She arrived at the church early that morning in great expectation and began to worry because he had not shown up as soon as she expected. She was about ready to leave for the cuartel when she heard quiet steps behind her and saw him. She rose immediately with a look of expectation on her face, but her smile faded at once, becoming an expression of concern when she saw how drawn and pale he looked.


Francisco de las Fuentes smiled at the young woman despite the hurt in his leg and reached out his hands to her. She took them and he drew her to him. "Margarita," he whispered with pleasure, but his voice was unusually soft and the words came with effort. He nodded toward the doors, indicating he would like her to leave with him.


As soon as they were a respectable distance from the entrance of the church and from any nearby parishioners, she turned to face him. "Francisco, are you all right? How pale you are."


He nodded. "I'll be all right," he responded stoically. "With your permission, dear, could we go to the churchyard? It is quiet there and I have much to tell you."


"Of course," she responded, watching him carefully as he limped along. After they reached the courtyard, he took her hand in a courtly manner and helped her sit down. He slid gingerly next to her on the bench and stretched out his right leg as if it were bothering him.


"Francisco," she began, "you are in pain and you can't hide it from me. What is happening? Is it your leg? Tell me what is wrong." She took his arm and looked deeply into his light blue eyes. He looked exhausted.


"I deeply apologize that I am not at my best for such an important encounter, dear," he replied quietly and in some embarrassment. "Before I left Lima, three scoundrels set upon me in a dark street. I believe it was their intention to assassinate me. It was on that occasion that I received the wound to my leg. The pain has not gone away since that time. I am treating it and today I am better."


Margarita continued to be alarmed. "Why would anyone want to hurt you, Francisco?" she pressed. "Were they robbers? Please tell me what happened."


The officer was quiet a moment. "I believe they were sent by my enemies to dispatch me," he told her. "It was fortunate for me that they had not been briefed well enough on what kind of man they would encounter and therefore, did not expect that it would take much to complete their mission. I, however, sent all three of them to their Maker sooner than they planned, but not before the last one wounded me grievously in the leg. It is this wound that has continued to plague me, now and then."


"How dreadful!" Margarita responded. She took one of his hands in hers and noticed that it was very warm, like someone with a fever. She looked up at him again. "How could you possibly have enemies? You are the most wonderful man I have ever met. Who could not like you?"


He smiled gently at her innocence. "This is why I must tell you a story, dearest Margarita, a story that may seem to you like a fairytale, but one that best explains something of my past and why there may be danger for you, too."


She was amazed by his words. "Danger for me?" she exclaimed and thought, I don't believe it.

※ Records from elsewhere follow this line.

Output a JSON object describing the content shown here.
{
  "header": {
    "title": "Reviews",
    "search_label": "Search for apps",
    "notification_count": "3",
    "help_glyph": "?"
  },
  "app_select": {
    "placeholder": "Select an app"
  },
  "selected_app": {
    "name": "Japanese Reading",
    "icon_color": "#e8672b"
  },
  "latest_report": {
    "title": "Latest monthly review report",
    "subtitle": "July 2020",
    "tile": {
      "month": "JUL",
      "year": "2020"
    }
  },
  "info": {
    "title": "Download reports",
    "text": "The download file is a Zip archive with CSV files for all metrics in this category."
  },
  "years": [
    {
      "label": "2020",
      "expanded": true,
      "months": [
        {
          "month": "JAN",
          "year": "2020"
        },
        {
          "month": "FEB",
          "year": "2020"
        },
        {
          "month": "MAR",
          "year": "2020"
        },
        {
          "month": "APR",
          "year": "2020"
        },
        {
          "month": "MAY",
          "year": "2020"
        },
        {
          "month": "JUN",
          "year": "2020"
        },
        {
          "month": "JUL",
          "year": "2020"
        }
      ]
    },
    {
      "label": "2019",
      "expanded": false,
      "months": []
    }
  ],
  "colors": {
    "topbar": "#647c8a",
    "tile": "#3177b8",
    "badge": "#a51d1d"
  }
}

He guessed what she was thinking by her expression, but Margarita only nodded as he began to speak. The sunlight shone down through the branches of the trees and she heard the nearby chatter of a Bush Jay in the quiet of the churchyard. The clouds high above cast strange and moving shadows over the courtyard as spirits in a hidden arbor, teasing and cajoling imprisoned blue birds in their gilded cages. The impressions of her surroundings faded as his rich baritone voice reached her ears.

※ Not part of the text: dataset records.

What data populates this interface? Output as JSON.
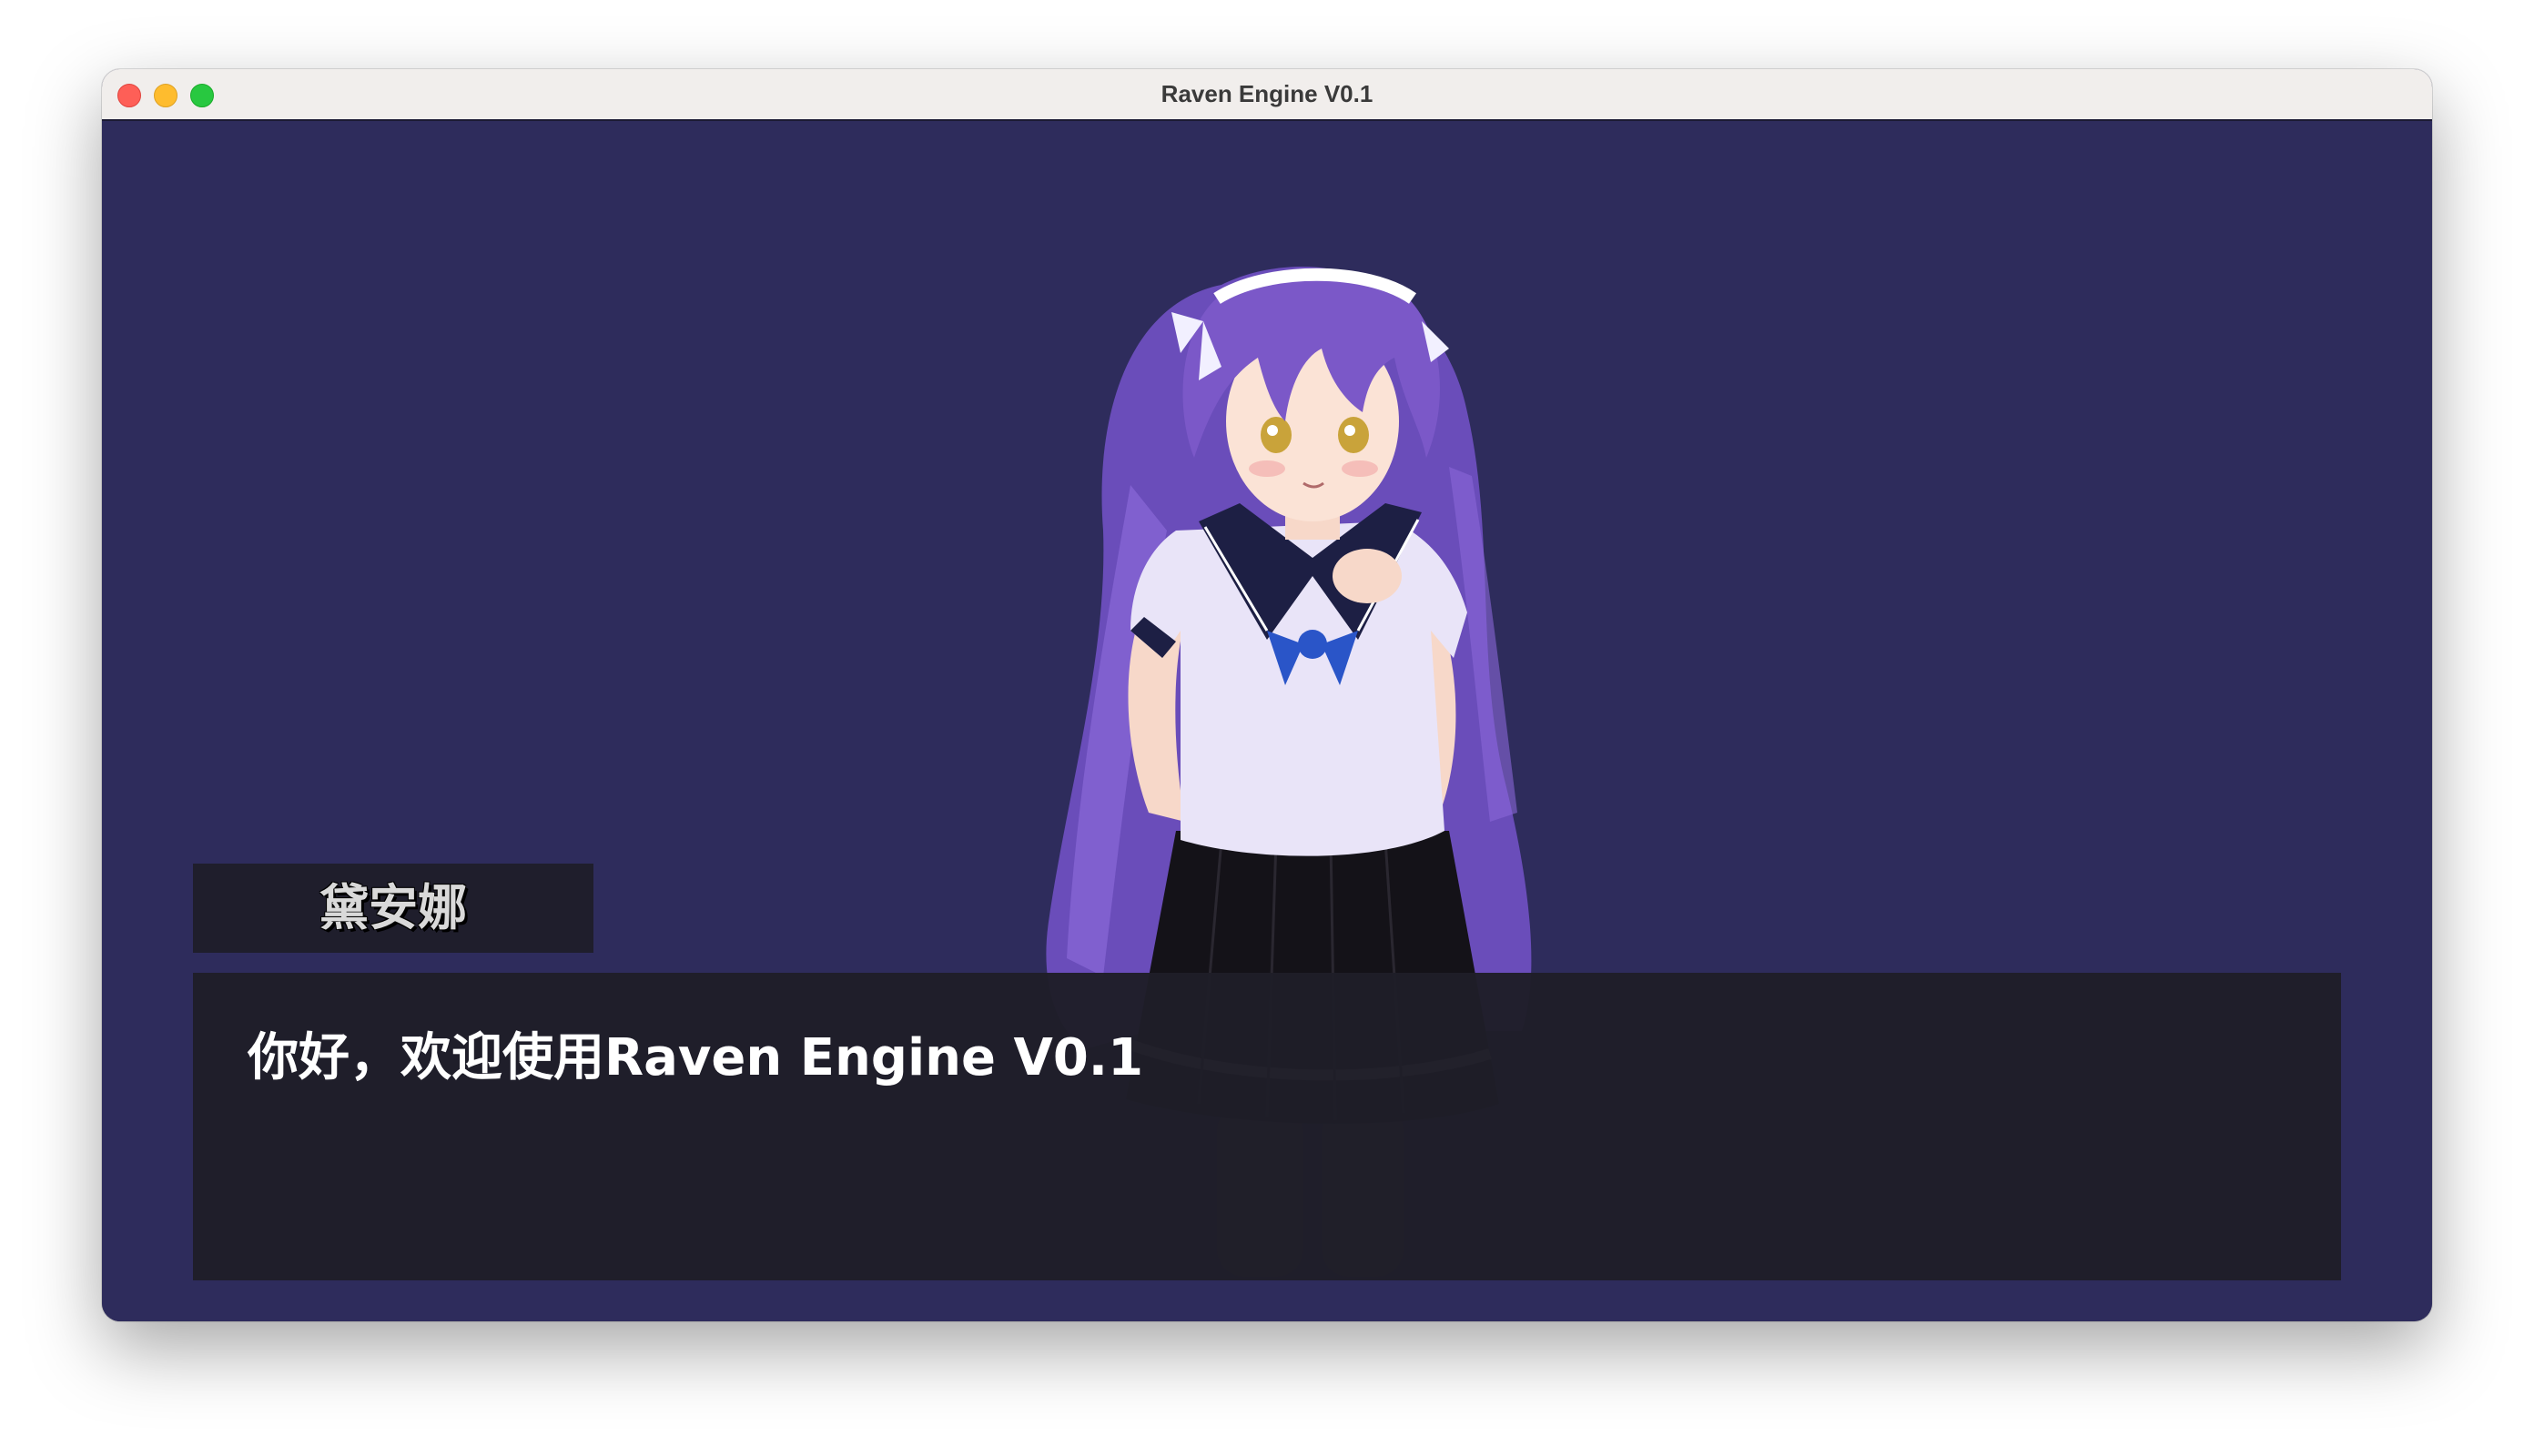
{
  "window": {
    "title": "Raven Engine V0.1"
  },
  "stage": {
    "background_color": "#2e2c5c",
    "character": {
      "description_icon": "anime-schoolgirl-sprite",
      "hair_color": "#7b58c8",
      "uniform_color": "#e9e4f8",
      "skirt_color": "#141218",
      "bow_color": "#2a55c8"
    }
  },
  "dialogue": {
    "speaker_name": "黛安娜",
    "text": "你好，欢迎使用Raven Engine V0.1"
  }
}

"There was once an officer who served on the General Staff during the War of Liberation. He had not planned to be a soldier at all, for his destiny seemed to lie in another world - in a world of art, music and culture. It was then that France invaded. Like all the subjects of the king, he rallied to the cause of Spain and served his kingdom in many capacities since it was both a calling as well as a duty. During the war, he discovered that he had many God-given gifts that he had not known of. He hoped that these talents could best be utilized to serve Spain.


" Over a period of years, although he was honored by the king, His Majesty Carlos IV, he made many enemies. At first, he did not understand why this was so, as he never coveted what others had in terms of power or personal influence - nor did he need to. To make a long story short, he discovered that whatever he did was resented by those most ambitious and least capable of serving their king and kingdom. Instead of serving Spain, they bickered and quarreled amongst themselves. They attacked this officer for his appraisal of the kingdom's dilemma and the army's disastrous course on the battlefield; they opposed his analysis of the obsolete tactics and strategies of the armed forces in battle; they distrusted his opposition to their bankrupt policies and procedures. And they resented his support of those who would resist the foreign occupier rather than submit themselves to bribes and comfortable treason."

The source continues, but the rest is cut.